The plant, which uses mirrors to collect and focus sunlight to generate electricity, would be built near Deming to supply electricity to customers of El Paso Electric, according to documents filed with the New Mexico Public Regulation Commission.
Meanwhile, Albuquerque-based PNM is reconsidering plans for a similar plant, a company official said.
Officials with the companies involved in the southern New Mexico project El Paso Electric, California renewable energy startup eSolar and power wholesaler NRG would not talk about project details.
The eSolar plant will use a "power tower," an approach to generating electricity from the sun pioneered at Sandia National Laboratories in the 1970s.
This "very important" project would generate enough electricity to serve about 45,000 homes, according to Jason Marks, a member of the New Mexico Public Regulation Commission.
"Solar energy has the potential to be a very significant portion of our energy supply in the Southwest in the future," Marks told the Journal.
The plant will meet El Paso Electric's requirement under New Mexico law to provide a portion of its electricity from renewable sources.
PNM, the state's largest utility, is still trying to find the best way to meet its renewable energy requirements, according to Greg Nelson, who heads the utility's renewable energy efforts.
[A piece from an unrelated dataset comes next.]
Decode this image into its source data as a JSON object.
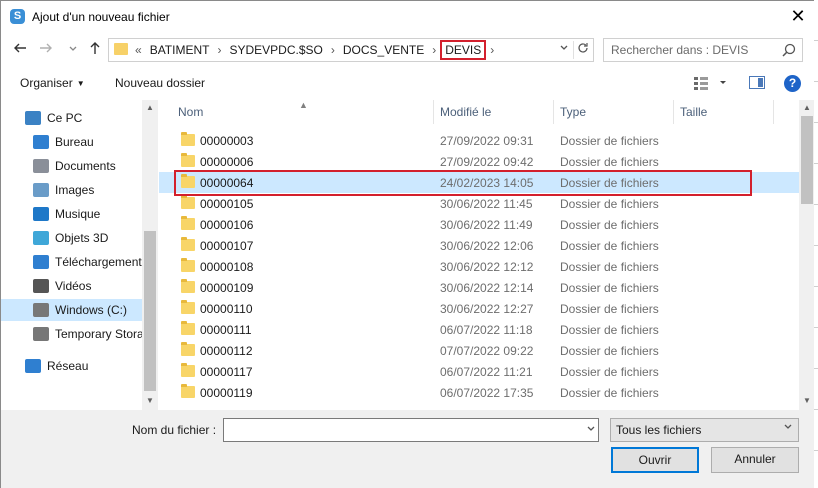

Last year, PNM joined with four other regional utilities in asking for proposals from vendors to build a solar plant that uses mirrors to collect the sun's energy and generate heat to drive a turbine.
PNM's partners pulled out of the deal, and it is unclear that a scaled back version of the plant would be economically feasible, Nelson said.
PNM is now considering photovoltaic panels, which turn sunlight into electricity, to meet renewable energy requirements, he said. PNM needs to decide by the end of June to meet PRC filing requirements.